Vous avez un projet de rénovation ou de construction et vous ne savez pas quel terme utiliser ? Vous entendez parler de bardage bois par ici et de clin de façade par là, sans vraiment comprendre la nuance ? Vous voulez surtout savoir lequel de ces deux éléments protégera le mieux votre maison ?

Le terme « bardage » désigne le système global de revêtement extérieur, tandis que le « clin » est la lame individuelle que l’on assemble pour créer ce revêtement.

Bardage ou Clin : Le tableau comparatif pour tout comprendre

Pour faire simple, le clin est au bardage ce que la tuile est à la toiture. Il est l’élément de base. Voici un récapitulatif pour vous aider à y voir plus clair immédiatement avant d’entrer dans les détails techniques.

Critère Bardage Clin
Définition Système complet de revêtement extérieur (ossature + lames). Lame individuelle ou planche de parement profilée.
Fonction Protection contre les intempéries et isolation thermique (ITE). Élément décoratif et couche d’étanchéité directe.
Matériaux Bois, PVC, composite, métal, pierre, fibre-ciment. Principalement bois, PVC et composite.
Pose Horizontale, verticale ou oblique sur ossature. Emboîtement ou recouvrement.
Aspect visuel Très varié (lisse, ajouré, texturé). Traditionnel ou contemporain selon le profil.

Comme vous le voyez, le clin est l’élément constitutif le plus répandu pour habiller une structure. C’est lui que vous manipulez et que vous fixez sur l’ossature de votre bâtiment.

Qu’est-ce qu’un bardage ? Définition et fonctions

Le bardage est une solution de parement extérieur fixée sur une ossature secondaire, elle-même solidaire du mur porteur. On ne le colle pas directement sur la façade.
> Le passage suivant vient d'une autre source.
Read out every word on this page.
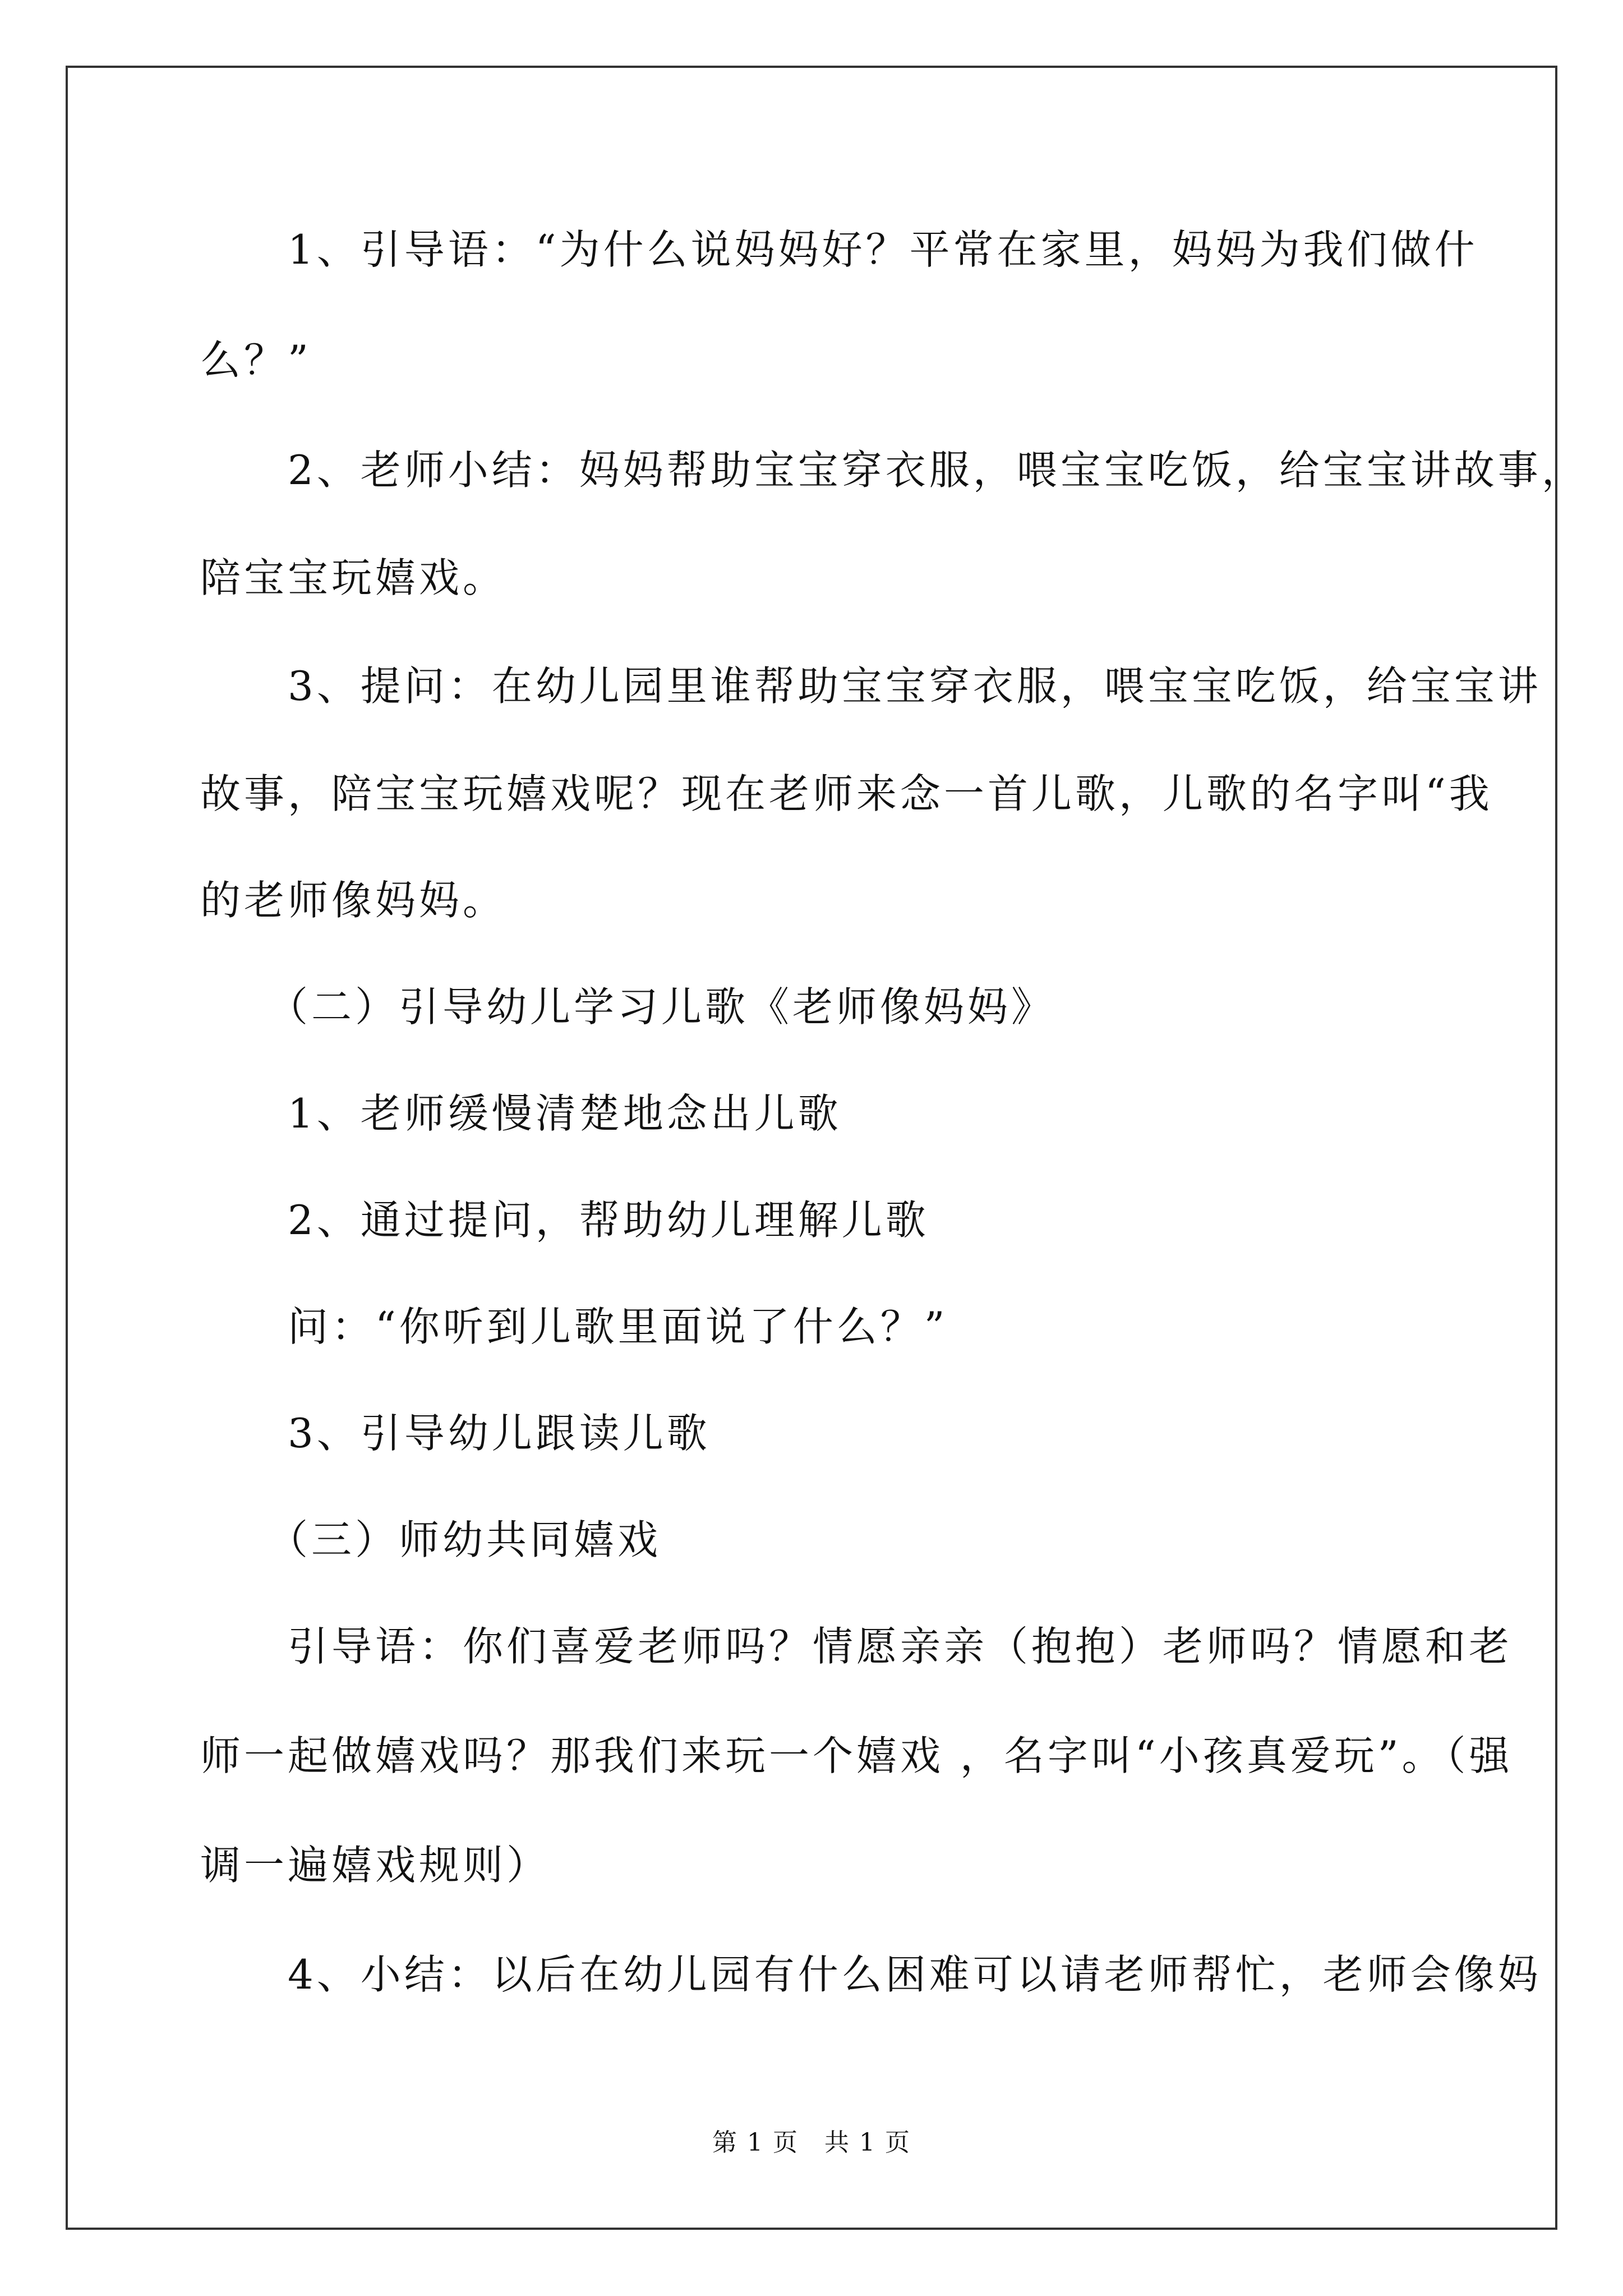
　　1、引导语：“为什么说妈妈好？平常在家里，妈妈为我们做什
么？”
　　2、老师小结：妈妈帮助宝宝穿衣服，喂宝宝吃饭，给宝宝讲故事，
陪宝宝玩嬉戏。
　　3、提问：在幼儿园里谁帮助宝宝穿衣服，喂宝宝吃饭，给宝宝讲
故事，陪宝宝玩嬉戏呢？现在老师来念一首儿歌，儿歌的名字叫“我
的老师像妈妈。
　　（二）引导幼儿学习儿歌《老师像妈妈》
　　1、老师缓慢清楚地念出儿歌
　　2、通过提问，帮助幼儿理解儿歌
　　问：“你听到儿歌里面说了什么？”
　　3、引导幼儿跟读儿歌
　　（三）师幼共同嬉戏
　　引导语：你们喜爱老师吗？情愿亲亲（抱抱）老师吗？情愿和老
师一起做嬉戏吗？那我们来玩一个嬉戏 ，名字叫“小孩真爱玩”。（强
调一遍嬉戏规则）
　　4、小结：以后在幼儿园有什么困难可以请老师帮忙，老师会像妈
第 1 页　共 1 页
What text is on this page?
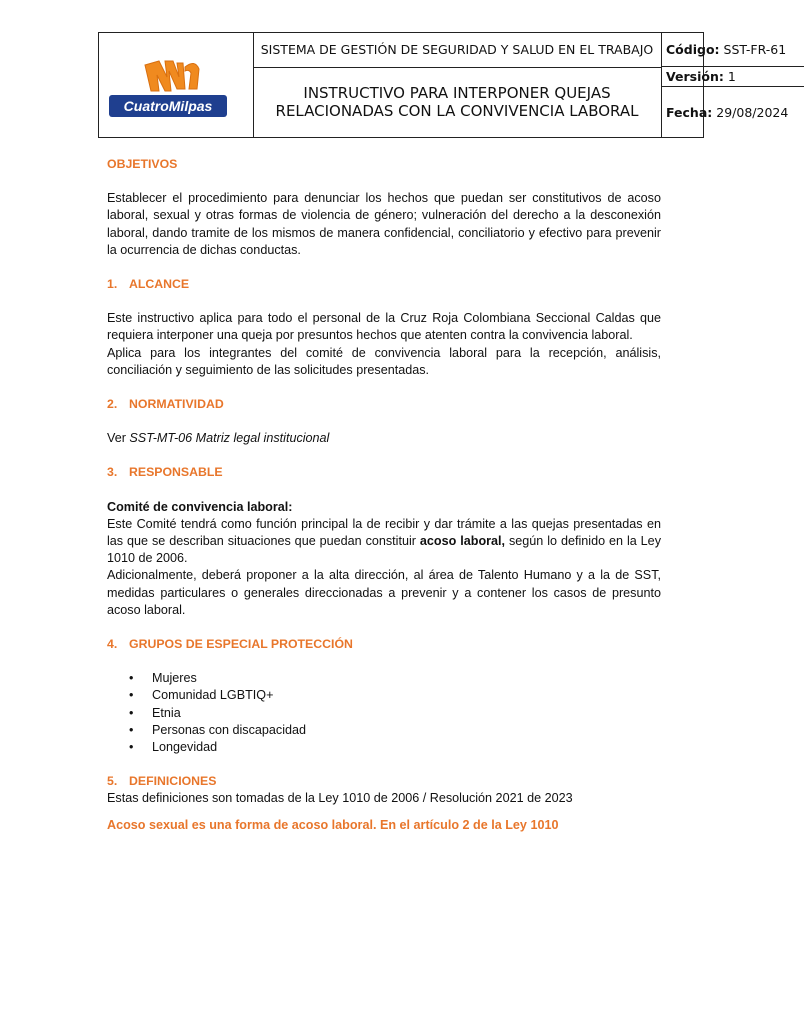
CuatroMilpas
SISTEMA DE GESTIÓN DE SEGURIDAD Y SALUD EN EL TRABAJO
INSTRUCTIVO PARA INTERPONER QUEJAS RELACIONADAS CON LA CONVIVENCIA LABORAL
Código: SST-FR-61
Versión: 1
Fecha: 29/08/2024

OBJETIVOS

Establecer el procedimiento para denunciar los hechos que puedan ser constitutivos de acoso laboral, sexual y otras formas de violencia de género; vulneración del derecho a la desconexión laboral, dando tramite de los mismos de manera confidencial, conciliatorio y efectivo para prevenir la ocurrencia de dichas conductas.

1. ALCANCE

Este instructivo aplica para todo el personal de la Cruz Roja Colombiana Seccional Caldas que requiera interponer una queja por presuntos hechos que atenten contra la convivencia laboral.

Aplica para los integrantes del comité de convivencia laboral para la recepción, análisis, conciliación y seguimiento de las solicitudes presentadas.

2. NORMATIVIDAD

Ver SST-MT-06 Matriz legal institucional

3. RESPONSABLE

Comité de convivencia laboral:

Este Comité tendrá como función principal la de recibir y dar trámite a las quejas presentadas en las que se describan situaciones que puedan constituir acoso laboral, según lo definido en la Ley 1010 de 2006.

Adicionalmente, deberá proponer a la alta dirección, al área de Talento Humano y a la de SST, medidas particulares o generales direccionadas a prevenir y a contener los casos de presunto acoso laboral.

4. GRUPOS DE ESPECIAL PROTECCIÓN

• Mujeres
• Comunidad LGBTIQ+
• Etnia
• Personas con discapacidad
• Longevidad

5. DEFINICIONES

Estas definiciones son tomadas de la Ley 1010 de 2006 / Resolución 2021 de 2023

Acoso sexual es una forma de acoso laboral. En el artículo 2 de la Ley 1010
On laisse toujours un espace vide appelé lame d’air entre le mur et le revêtement pour éviter que l’humidité ne s’installe.

Son rôle dépasse la simple esthétique de votre maison. Il sert d’abord de bouclier contre la pluie, la neige et le vent. En agissant comme une seconde peau, il évite les chocs thermiques sur la structure maçonnée. Et c’est là son plus grand atout : il facilite grandement l’isolation thermique par l’extérieur (ITE).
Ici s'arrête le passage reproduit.